Thanks for raising this and following up. This is indeed a bug, and it should be fixed here: #38319 The fix will be included in Ray 2.7. As a workaround, you can set the storage_path to a relative local directory, which will then not trigger the buggy code path.

from ray import air, tune

tuner = tune.Tuner(
    train_fn,
    run_config=air.RunConfig(storage_path="./")
)
tuner.fit()

Hey @harryseely , have you tried this with PBT?? I’m unable to use storage_path="./" as it fails all the time.

It is a bug - somewhere in the Ray code the remote directory was set as the local directory, and Windows does not take it well when Ray tries to copy checkpoints to itself. I posted on discussion board earlier - try not to bore everyone and repeat what I said here.

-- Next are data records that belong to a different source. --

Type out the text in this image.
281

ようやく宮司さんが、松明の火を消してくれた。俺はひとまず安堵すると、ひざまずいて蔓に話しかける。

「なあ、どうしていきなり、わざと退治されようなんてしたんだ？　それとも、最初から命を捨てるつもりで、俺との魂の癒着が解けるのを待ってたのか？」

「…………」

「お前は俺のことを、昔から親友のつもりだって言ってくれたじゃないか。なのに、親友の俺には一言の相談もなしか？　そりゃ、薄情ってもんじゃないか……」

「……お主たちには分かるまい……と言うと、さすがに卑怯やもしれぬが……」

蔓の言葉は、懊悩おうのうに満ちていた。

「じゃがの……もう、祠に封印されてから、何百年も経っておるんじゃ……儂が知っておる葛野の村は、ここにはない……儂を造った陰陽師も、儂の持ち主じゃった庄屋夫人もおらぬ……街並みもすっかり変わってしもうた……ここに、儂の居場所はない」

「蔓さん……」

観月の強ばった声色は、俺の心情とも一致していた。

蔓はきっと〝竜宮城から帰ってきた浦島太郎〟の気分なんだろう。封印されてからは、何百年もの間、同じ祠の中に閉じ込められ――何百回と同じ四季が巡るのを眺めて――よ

For now I can confirm I downgraded to 2.3 and it works.

Looking forward to the next release as I could not get it to work with storage_path="./" either

Thanks for raising this and following up. This is indeed a bug, and it should be fixed here: https://github.com/ray-project/ray/pull/38319

The fix will be included in Ray 2.7.

As a workaround, you can set the storage_path to a relative local directory, which will then not trigger the buggy code path.

from ray import air, tune

tuner = tune.Tuner(
    train_fn,
    run_config=air.RunConfig(storage_path="./")
)
tuner.fit()

I have the same problem in ray 2.6.1 on Windows.